Saturday, April 14, 2007

Strike Zone Channel -- Greatest. Invention. Ever.

For the second night in a row, I'm sitting in front of my TV watching the free preview of the baseball Strike Zone Channel on DirecTV. I wasn't planning to buy the extra tier of service that DirecTV is hawking this year for the first time with the Extra Innings package.

Plans change.

Now, it's not as if this is a new idea. DirecTV did the same thing with its NFL Sunday Ticket package, where they had the Red Zone Channel, which bounced around from game to game, taking you to wherever a team was about to score. And it worked for football. But it works even better for baseball because it's so slow moving. That probably seems counterintuitive to say, but the thing is every time there's a lull in one game, they find something happening elsewhere. In the span of the last couple minutes, I've seen Albert Pujols, Torii Hunter and Miguel Tejada hit.
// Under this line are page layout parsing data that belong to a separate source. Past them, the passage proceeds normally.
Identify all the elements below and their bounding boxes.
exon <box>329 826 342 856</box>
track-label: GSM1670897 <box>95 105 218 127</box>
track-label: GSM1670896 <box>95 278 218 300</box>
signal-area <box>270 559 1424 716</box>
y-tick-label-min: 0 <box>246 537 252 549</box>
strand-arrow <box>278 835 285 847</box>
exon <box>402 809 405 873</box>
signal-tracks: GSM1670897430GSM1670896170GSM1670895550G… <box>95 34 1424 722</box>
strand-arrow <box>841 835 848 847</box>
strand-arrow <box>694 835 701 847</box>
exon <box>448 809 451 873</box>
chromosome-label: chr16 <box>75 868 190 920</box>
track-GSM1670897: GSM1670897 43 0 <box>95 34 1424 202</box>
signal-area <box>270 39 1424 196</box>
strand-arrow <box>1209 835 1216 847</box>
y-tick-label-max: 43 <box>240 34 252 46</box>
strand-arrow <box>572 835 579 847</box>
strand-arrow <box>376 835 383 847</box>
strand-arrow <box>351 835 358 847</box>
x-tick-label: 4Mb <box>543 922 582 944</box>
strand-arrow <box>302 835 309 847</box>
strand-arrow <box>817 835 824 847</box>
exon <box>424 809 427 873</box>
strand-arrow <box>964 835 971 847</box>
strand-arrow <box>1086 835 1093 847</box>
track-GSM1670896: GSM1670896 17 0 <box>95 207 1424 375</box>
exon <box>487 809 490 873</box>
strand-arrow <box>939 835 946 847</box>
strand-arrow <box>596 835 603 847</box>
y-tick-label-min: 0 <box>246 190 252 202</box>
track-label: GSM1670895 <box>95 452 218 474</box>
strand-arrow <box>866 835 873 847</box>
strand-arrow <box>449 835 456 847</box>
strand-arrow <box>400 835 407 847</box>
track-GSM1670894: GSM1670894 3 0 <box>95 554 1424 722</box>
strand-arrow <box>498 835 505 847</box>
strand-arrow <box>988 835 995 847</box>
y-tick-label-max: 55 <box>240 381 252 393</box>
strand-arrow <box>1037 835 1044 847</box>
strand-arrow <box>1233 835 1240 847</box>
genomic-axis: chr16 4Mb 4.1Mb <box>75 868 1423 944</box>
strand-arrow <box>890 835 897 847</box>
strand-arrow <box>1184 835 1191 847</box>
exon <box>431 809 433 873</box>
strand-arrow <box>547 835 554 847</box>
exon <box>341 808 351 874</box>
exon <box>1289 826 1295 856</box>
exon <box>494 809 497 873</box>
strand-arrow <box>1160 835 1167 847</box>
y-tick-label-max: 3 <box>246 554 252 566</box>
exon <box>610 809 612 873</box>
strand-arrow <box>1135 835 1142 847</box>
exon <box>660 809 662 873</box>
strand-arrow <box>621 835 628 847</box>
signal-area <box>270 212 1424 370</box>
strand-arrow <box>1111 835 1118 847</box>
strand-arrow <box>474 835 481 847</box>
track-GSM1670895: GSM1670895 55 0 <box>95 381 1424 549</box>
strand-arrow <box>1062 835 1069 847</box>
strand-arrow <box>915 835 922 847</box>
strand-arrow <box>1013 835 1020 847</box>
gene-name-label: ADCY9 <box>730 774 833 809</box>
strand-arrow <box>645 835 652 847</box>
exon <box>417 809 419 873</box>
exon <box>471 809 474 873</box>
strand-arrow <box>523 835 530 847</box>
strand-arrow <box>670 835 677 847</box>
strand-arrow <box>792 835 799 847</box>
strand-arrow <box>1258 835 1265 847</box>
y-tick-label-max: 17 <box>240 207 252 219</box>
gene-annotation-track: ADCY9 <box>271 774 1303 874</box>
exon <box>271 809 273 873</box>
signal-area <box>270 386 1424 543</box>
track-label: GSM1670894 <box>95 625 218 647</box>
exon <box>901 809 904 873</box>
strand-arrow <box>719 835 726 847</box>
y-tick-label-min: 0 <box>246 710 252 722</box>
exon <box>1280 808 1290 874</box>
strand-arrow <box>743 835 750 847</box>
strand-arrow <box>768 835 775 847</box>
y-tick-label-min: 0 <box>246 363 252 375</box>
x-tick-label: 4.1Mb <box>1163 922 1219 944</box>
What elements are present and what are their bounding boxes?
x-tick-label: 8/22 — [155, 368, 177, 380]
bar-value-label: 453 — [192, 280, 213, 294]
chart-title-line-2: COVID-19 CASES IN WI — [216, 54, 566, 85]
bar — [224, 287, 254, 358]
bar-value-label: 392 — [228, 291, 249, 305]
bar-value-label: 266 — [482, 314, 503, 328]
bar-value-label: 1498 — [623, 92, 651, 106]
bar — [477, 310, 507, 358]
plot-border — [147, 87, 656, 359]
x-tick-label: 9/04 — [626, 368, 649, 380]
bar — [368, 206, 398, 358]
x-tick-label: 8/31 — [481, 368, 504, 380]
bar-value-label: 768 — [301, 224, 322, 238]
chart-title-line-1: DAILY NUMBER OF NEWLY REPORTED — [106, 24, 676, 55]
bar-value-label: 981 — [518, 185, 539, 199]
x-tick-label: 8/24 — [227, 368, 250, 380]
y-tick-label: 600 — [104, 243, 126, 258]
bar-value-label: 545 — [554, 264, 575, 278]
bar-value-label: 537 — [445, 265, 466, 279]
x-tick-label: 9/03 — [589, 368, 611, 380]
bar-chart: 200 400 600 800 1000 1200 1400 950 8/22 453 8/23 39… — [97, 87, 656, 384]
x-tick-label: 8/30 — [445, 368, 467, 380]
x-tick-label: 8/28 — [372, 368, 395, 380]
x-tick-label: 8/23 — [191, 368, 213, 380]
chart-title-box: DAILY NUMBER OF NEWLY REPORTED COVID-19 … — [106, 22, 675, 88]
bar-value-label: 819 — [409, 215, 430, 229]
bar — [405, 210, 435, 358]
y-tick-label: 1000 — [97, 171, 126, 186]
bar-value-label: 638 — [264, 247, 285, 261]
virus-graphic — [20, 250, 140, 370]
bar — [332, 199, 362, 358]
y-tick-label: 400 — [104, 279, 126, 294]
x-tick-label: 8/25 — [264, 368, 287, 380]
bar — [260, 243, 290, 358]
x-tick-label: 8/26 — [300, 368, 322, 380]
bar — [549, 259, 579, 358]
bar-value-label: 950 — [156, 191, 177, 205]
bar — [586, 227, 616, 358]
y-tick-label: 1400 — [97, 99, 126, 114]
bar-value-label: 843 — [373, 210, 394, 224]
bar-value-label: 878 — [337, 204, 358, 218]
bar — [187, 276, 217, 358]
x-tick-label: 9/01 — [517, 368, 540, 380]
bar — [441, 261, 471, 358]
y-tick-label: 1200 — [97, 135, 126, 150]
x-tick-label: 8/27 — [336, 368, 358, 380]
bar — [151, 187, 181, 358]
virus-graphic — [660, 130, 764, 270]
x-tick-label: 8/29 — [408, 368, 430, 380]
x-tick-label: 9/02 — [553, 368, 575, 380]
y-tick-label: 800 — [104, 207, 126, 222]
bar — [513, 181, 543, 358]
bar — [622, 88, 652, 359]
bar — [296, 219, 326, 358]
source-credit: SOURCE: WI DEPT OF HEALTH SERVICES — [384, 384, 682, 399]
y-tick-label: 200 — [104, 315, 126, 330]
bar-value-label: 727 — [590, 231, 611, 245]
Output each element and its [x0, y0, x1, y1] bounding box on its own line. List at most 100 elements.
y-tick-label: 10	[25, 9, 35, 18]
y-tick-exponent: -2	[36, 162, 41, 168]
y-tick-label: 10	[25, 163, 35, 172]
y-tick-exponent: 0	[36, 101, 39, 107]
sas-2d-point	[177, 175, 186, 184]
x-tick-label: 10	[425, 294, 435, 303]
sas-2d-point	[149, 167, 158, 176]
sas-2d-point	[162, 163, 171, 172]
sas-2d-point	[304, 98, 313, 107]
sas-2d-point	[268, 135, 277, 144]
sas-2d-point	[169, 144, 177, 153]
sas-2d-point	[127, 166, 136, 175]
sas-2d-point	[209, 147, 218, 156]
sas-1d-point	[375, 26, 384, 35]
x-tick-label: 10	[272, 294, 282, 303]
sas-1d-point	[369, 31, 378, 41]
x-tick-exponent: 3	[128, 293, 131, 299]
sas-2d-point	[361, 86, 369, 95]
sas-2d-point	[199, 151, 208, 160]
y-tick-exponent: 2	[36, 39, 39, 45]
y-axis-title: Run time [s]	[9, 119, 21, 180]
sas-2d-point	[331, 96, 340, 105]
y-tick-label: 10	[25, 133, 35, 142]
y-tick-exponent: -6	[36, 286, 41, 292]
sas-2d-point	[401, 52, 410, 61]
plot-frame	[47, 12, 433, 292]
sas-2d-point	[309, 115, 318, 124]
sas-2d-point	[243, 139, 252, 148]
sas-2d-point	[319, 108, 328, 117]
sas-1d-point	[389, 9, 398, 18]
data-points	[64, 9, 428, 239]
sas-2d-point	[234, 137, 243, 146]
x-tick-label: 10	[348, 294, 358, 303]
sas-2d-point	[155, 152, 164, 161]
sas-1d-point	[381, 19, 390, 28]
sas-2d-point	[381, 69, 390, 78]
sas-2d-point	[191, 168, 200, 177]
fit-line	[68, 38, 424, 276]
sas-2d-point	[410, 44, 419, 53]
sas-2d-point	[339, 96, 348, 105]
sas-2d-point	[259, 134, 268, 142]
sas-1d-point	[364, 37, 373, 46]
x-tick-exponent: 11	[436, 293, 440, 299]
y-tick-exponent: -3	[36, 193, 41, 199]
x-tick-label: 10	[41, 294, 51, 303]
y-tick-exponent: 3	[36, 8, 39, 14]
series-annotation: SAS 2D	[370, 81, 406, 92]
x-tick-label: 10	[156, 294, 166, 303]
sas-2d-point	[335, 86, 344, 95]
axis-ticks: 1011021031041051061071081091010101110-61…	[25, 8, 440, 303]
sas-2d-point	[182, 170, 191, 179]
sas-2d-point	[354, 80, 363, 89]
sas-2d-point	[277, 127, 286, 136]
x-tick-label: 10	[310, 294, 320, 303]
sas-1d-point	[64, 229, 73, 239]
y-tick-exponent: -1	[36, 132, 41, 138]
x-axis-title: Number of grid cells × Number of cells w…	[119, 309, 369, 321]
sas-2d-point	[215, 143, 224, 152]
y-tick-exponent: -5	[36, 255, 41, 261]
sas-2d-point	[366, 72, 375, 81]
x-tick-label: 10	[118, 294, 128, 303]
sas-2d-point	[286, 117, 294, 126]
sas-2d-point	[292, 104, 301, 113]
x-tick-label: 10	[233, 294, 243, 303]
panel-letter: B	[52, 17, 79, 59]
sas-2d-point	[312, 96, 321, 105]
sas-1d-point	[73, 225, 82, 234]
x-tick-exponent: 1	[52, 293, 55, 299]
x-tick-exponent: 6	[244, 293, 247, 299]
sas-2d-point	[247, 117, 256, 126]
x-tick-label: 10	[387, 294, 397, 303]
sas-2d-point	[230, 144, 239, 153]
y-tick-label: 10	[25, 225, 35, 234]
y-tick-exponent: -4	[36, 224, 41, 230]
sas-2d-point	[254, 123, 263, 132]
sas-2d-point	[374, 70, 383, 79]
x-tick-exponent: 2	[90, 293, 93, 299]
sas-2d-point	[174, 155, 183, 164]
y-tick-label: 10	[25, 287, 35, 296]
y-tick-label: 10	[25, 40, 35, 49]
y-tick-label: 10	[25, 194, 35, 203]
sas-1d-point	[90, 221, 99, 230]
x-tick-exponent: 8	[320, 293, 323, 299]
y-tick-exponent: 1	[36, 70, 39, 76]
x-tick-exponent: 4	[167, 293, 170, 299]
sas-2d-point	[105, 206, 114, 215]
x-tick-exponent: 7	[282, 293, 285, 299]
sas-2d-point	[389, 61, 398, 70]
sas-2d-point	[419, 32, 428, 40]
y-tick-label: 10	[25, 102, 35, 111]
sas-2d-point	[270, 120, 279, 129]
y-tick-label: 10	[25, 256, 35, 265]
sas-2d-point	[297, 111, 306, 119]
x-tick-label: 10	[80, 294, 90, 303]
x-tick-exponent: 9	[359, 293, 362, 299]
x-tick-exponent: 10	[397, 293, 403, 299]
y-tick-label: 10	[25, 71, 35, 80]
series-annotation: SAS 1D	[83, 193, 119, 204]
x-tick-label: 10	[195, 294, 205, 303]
I don't recognize the guy they have hosting. But no doubt they screened all of the applicants for this job for ADD, because this would be a nightmare for someone who has trouble staying organized. He's a traffic cop, taking you from one game to the next, setting up each situation, which must be real fun when there are 10 games going on at once. He's not bad, though. MLB is going to launch a 24-7 cable network in 2009, and I don't know what they have planned for evenings, while games are being played, but Strike Zone Channel should be it. They can just migrate this coverage over onto the MLB channel. Of course, it's the nucleus of the $40 per year add-on package on DirecTV, so that's probably not likely.

To me, it's stuff like the sports packages where the 500-channel universe shows its true value. Most of the channels on my DirecTV are a complete crapfest. Does anyone need Lifetime Movie Channel? Do I need six Discovery channels? But the ability to watch a dozen baseball games simultaneously? That's the way the world should be. Watching the teams I want to see -- that's what I love about it. I'd love to see it extended to more than just sports. I'd still watch the local TV stations from Pittsburgh if I could, even though I don't live there anymore -- a little slice of home. Yeah, I know there are all sorts of rules that prevent it. Screw 'em. It's the information age. The Internet has broken down the barriers for newspapers. Let's let the 500-channel universe break them down for TV.

In the meantime, I'll be watching the Strike Zone Channel this summer.